Case 1: White ball is selected from U1 – Total 2 white balls in U2
Case 2: Red ball is selected from U1 – Total 2 balls in U2 i.e. 1 white and 1 red ball

Tail appears:
Given that, two balls at random are drawn from U1 to U2 (i.e. Total 3 balls in U2).

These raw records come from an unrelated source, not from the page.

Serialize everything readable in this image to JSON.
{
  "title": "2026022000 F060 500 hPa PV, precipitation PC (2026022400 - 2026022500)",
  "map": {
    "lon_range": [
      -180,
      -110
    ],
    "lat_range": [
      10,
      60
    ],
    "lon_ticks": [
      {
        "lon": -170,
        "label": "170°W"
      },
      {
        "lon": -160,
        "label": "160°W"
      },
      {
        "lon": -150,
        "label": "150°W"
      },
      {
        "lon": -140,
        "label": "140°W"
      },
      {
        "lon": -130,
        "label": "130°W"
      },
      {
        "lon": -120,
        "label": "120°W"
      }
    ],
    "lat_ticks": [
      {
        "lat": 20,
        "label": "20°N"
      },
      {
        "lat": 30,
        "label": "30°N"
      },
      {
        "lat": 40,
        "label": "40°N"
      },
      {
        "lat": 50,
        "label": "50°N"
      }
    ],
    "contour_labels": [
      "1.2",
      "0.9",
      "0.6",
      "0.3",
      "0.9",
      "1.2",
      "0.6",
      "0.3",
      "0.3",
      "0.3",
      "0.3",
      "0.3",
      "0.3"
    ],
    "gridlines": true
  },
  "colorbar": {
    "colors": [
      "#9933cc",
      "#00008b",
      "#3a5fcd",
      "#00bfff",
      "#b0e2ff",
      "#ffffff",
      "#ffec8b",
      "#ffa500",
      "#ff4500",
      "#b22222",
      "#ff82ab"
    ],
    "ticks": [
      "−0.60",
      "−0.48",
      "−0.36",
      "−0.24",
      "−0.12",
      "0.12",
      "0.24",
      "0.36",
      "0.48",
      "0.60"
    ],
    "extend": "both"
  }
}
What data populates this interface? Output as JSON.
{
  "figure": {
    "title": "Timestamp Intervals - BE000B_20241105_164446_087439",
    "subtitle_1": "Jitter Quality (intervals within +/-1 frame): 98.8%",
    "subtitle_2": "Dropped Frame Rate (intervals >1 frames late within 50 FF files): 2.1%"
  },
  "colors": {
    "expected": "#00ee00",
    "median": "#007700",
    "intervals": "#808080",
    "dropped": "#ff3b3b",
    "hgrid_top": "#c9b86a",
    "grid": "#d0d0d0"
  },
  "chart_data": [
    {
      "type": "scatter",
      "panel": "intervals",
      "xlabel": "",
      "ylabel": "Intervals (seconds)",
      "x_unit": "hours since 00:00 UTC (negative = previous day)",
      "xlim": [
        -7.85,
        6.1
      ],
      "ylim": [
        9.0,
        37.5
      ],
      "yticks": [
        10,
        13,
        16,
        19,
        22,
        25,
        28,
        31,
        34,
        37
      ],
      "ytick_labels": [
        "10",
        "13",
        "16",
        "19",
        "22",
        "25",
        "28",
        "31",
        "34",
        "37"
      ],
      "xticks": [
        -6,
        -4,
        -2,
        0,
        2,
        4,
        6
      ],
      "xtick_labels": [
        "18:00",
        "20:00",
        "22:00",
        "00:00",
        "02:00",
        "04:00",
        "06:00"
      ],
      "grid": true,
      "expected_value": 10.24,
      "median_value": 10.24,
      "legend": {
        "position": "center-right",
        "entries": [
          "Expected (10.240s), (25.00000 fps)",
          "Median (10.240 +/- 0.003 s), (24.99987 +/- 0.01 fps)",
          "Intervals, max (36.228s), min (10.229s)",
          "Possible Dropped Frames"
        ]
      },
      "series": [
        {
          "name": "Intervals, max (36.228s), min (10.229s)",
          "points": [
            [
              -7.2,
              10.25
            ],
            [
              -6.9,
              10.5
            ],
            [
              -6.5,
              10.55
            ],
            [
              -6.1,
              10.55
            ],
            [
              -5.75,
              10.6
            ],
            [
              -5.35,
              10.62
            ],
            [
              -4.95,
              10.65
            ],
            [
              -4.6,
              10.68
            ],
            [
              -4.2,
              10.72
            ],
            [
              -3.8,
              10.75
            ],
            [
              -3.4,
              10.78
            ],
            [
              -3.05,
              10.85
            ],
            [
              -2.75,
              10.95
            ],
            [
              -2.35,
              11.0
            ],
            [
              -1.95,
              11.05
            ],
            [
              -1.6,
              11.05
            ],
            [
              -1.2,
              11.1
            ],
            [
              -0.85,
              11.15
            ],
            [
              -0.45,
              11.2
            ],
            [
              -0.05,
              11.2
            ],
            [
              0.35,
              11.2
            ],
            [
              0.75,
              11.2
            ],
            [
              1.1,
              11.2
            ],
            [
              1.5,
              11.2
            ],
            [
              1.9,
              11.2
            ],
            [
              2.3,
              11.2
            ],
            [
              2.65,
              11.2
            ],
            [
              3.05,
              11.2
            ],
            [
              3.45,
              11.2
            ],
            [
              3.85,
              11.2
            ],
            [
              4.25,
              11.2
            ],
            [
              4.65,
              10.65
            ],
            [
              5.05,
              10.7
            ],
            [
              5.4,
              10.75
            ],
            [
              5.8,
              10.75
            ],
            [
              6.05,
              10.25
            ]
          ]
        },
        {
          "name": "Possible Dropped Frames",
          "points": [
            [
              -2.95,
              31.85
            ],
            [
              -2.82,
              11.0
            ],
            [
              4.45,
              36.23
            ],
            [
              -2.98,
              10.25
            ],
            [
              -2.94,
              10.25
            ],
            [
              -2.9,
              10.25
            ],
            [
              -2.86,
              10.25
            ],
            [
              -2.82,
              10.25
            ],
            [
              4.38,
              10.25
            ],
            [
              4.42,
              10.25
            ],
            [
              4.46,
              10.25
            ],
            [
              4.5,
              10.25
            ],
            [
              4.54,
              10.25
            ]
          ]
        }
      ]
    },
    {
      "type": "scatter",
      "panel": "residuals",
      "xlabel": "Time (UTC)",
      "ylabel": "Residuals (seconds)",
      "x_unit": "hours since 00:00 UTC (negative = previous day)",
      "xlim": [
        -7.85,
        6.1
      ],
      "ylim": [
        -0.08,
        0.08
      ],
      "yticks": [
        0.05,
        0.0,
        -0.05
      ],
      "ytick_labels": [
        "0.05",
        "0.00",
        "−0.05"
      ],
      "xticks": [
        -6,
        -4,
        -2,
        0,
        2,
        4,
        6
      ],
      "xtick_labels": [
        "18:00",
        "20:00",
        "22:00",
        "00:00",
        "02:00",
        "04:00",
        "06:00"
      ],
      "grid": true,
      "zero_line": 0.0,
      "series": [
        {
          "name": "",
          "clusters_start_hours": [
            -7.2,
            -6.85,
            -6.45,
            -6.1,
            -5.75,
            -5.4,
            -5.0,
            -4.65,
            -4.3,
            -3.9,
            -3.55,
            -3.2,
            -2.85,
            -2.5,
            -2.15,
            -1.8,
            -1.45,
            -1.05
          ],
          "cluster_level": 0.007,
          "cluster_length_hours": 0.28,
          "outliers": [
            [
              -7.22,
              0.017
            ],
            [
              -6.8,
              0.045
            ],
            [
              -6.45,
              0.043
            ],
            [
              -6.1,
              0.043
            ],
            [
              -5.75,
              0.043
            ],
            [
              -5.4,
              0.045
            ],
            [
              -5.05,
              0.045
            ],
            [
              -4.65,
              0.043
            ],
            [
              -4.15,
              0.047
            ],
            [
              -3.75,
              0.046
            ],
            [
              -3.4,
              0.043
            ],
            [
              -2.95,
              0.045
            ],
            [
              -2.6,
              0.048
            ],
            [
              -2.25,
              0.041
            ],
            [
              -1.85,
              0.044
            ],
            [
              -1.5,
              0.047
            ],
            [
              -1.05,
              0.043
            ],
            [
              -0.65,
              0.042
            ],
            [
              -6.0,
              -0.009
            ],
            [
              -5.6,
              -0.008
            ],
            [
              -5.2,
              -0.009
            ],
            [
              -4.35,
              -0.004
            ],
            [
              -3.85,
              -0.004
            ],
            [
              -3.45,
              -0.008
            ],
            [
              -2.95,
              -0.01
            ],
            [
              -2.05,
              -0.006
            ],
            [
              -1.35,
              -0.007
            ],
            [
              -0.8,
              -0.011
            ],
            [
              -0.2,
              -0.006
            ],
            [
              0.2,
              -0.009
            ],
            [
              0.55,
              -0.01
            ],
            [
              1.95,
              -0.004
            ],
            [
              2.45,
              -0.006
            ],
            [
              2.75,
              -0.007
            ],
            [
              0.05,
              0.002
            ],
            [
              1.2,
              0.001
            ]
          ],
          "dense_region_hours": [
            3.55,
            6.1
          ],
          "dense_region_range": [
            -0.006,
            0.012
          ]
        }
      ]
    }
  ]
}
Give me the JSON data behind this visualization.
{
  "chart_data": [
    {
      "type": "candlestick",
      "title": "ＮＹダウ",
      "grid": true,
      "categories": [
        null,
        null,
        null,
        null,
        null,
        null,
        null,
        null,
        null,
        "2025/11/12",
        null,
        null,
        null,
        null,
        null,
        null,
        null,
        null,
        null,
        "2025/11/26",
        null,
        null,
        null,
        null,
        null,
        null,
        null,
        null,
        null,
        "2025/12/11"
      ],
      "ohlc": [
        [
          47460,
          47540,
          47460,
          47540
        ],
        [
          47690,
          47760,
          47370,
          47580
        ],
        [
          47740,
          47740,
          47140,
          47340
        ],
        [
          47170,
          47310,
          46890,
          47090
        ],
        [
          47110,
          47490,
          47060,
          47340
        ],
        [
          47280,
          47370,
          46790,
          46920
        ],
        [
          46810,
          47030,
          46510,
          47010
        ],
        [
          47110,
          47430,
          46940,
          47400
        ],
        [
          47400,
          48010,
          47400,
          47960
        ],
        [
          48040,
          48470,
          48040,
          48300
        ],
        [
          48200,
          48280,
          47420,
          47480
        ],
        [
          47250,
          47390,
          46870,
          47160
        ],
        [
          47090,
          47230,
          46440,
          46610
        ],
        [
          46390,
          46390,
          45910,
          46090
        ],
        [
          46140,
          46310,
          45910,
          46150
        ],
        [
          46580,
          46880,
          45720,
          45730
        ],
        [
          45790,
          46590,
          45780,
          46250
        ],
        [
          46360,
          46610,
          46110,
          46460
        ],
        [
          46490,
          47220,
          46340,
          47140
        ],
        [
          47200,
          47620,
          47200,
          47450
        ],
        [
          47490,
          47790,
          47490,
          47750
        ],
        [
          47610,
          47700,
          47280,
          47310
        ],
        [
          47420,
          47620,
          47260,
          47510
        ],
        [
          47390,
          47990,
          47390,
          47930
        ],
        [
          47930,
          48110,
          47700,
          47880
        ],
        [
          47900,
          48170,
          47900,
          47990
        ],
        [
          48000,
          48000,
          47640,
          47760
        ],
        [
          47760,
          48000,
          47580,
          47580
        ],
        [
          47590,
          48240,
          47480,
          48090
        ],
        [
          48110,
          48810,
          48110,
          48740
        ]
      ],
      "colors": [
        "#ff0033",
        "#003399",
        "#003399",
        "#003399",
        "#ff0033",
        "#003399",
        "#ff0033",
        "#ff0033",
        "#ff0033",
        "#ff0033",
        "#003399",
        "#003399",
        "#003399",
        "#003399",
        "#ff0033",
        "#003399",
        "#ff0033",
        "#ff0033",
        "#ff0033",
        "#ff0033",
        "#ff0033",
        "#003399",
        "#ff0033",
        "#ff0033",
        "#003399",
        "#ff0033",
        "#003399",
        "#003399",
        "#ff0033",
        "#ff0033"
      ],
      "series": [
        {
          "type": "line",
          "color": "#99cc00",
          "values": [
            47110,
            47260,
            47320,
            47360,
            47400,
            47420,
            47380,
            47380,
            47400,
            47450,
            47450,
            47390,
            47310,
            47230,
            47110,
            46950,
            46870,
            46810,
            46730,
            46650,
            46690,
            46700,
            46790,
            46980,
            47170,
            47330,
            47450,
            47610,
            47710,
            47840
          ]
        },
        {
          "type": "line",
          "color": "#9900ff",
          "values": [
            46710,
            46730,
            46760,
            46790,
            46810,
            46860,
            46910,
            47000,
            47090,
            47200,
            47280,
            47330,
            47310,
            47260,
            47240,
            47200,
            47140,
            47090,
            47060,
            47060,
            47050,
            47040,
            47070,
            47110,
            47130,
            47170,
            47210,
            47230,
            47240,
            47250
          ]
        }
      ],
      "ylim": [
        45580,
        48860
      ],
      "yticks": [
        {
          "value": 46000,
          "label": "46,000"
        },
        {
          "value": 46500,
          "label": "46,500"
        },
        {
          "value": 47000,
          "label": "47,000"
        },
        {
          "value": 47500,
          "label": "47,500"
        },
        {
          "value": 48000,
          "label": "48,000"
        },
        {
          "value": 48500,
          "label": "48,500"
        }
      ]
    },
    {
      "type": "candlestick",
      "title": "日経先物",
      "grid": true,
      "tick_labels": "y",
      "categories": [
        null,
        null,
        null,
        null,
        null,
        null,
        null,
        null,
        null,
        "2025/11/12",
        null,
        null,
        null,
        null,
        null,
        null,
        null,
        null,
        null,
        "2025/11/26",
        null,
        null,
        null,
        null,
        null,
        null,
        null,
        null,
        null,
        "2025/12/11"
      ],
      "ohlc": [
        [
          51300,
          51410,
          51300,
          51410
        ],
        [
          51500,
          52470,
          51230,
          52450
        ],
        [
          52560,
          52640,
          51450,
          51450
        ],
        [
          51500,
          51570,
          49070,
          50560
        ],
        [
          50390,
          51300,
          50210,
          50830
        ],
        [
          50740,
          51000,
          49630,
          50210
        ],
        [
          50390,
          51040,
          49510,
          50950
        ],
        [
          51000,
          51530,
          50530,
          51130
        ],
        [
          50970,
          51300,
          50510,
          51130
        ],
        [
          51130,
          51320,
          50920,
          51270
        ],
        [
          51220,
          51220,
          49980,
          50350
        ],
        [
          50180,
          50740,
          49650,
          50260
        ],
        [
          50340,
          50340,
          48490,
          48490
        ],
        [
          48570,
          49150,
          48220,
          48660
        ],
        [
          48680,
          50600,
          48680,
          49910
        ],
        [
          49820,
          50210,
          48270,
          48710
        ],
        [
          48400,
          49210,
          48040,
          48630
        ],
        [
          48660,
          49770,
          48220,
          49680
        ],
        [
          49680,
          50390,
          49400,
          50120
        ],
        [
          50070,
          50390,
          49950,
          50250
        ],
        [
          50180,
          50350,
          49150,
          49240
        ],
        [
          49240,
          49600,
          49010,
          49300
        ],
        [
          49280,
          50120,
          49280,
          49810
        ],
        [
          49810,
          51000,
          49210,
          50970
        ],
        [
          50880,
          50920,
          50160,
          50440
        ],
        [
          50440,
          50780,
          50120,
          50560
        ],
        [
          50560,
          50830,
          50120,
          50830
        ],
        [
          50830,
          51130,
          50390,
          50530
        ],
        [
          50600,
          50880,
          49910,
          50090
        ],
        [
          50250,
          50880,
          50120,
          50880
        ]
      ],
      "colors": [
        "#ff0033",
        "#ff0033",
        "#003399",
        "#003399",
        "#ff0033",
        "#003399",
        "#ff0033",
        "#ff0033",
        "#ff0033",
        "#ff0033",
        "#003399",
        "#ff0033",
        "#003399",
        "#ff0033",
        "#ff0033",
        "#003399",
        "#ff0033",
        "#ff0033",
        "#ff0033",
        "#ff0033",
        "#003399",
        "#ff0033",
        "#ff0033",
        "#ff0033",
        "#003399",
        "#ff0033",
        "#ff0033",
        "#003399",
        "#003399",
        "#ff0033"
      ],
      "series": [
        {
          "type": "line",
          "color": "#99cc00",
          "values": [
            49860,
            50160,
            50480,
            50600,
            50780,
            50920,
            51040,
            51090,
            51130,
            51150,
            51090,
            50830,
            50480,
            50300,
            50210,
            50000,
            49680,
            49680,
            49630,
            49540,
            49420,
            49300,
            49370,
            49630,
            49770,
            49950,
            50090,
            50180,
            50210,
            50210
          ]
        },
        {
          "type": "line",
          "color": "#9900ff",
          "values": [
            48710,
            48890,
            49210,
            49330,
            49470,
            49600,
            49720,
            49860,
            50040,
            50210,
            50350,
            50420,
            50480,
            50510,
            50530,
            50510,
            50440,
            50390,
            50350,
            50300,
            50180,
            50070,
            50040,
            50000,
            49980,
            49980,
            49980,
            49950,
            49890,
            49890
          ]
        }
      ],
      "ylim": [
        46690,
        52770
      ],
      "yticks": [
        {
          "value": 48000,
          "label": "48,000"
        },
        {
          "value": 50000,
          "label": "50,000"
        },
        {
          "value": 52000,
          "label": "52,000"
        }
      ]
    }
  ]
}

Case 1: 2 white balls are selected from U1 – 3 white balls in U2
Case 2: 2 red balls are selected from U1 – 1 white and 2 red balls in U2
Case 3: 1 white and 1 red ball is selected from U1 – 2 white and 1 red ball in U2
Case 4: 1 red and 1 white ball is selected from U1 – 2 white and 1 red ball in U2
Now we will solve this according to the given above explanation.
First,
When head is tossed:
The probability of drawing a white ball from U2 is
$P(\dfrac{W}{H}) = \dfrac{{{}^3{C_1}}}{{{}^5{C_1}}} \times \dfrac{{{}^2{C_1}}}{{{}^2{C_1}}} + \dfrac{{{}^2{C_1}}}{{{}^5{C_1}}} \times \dfrac{{{}^1{C_1}}}{{{}^2{C_1}}}$
$= \dfrac{3}{5} \times \dfrac{2}{2} + \dfrac{2}{5} \times \dfrac{1}{2}$
$= \dfrac{3}{5} \times 1 + \dfrac{1}{5}$
$= \dfrac{3}{5} + \dfrac{1}{5}$
$= \dfrac{4}{5}$
Next,
When tail is tossed:
The probability of drawing a white ball from U2 is
$P(\dfrac{W}{T}) = \dfrac{{{}^3{C_2}}}{{{}^5{C_2}}} \times \dfrac{{{}^3{C_1}}}{{{}^3{C_2}}} + \dfrac{{{}^2{C_2}}}{{{}^5{C_2}}} \times \dfrac{{{}^1{C_1}}}{{{}^3{C_1}}} + \dfrac{{{}^3{C_1} \times {}^2{C_1}}}{{{}^5{C_2}}} \times \dfrac{{{}^2{C_1}}}{{{}^3{C_2}}}$
$= \dfrac{{3 \times 2}}{{5 \times 4}} \times 1 + \dfrac{{1 \times 2}}{{5 \times 4}} \times \dfrac{1}{3} + \dfrac{{3 \times 2 \times 2}}{{5 \times 4}} \times \dfrac{2}{3}$
$= \dfrac{3}{{10}} + \dfrac{1}{{30}} + \dfrac{2}{5}$
$= \dfrac{{9 + 1 + 12}}{{30}}$
$= \dfrac{{22}}{{30}}$
Thus, when a ball drawn from U2 is white, then the probability that a head appears on the coin is
$P(\dfrac{H}{W}) = \dfrac{{P(H) \times P(\dfrac{W}{H})}}{{P(H) \times P(\dfrac{W}{H}) + P(T) \times P(\dfrac{W}{T})}}$
$= \dfrac{{\dfrac{1}{2} \times \dfrac{4}{5}}}{{\dfrac{1}{2} \times \dfrac{4}{5} + \dfrac{1}{2} \times \dfrac{{22}}{{30}}}}$
$= \dfrac{{\dfrac{2}{5}}}{{\dfrac{2}{5} + \dfrac{{11}}{{30}}}}$
$= \dfrac{{\dfrac{2}{5}}}{{\dfrac{{2(6) + 11}}{{30}}}}$
$= \dfrac{{\dfrac{2}{5}}}{{\dfrac{{12 + 11}}{{30}}}}$
$= \dfrac{{\dfrac{2}{5}}}{{\dfrac{{23}}{{30}}}}$
$= \dfrac{2}{5} \div \dfrac{{23}}{{30}}$
$= \dfrac{2}{5} \times \dfrac{{30}}{{23}}$
$= 2 \times \dfrac{6}{{23}}$
$= \dfrac{{12}}{{23}}$
So, the correct answer is “Option 4”.

Note : The probability formula is defined as the possibility of an event to happen is equal to the ratio of the number of favourable outcomes and the total number of outcomes. The probability of all the events in a sample space adds up to 1. Permutation and combination are the ways to represent a group of objects by selecting them in a set and forming subsets. When we select the data or objects from a certain group, it is said to be permutations, whereas the order in which they are represented is called combination.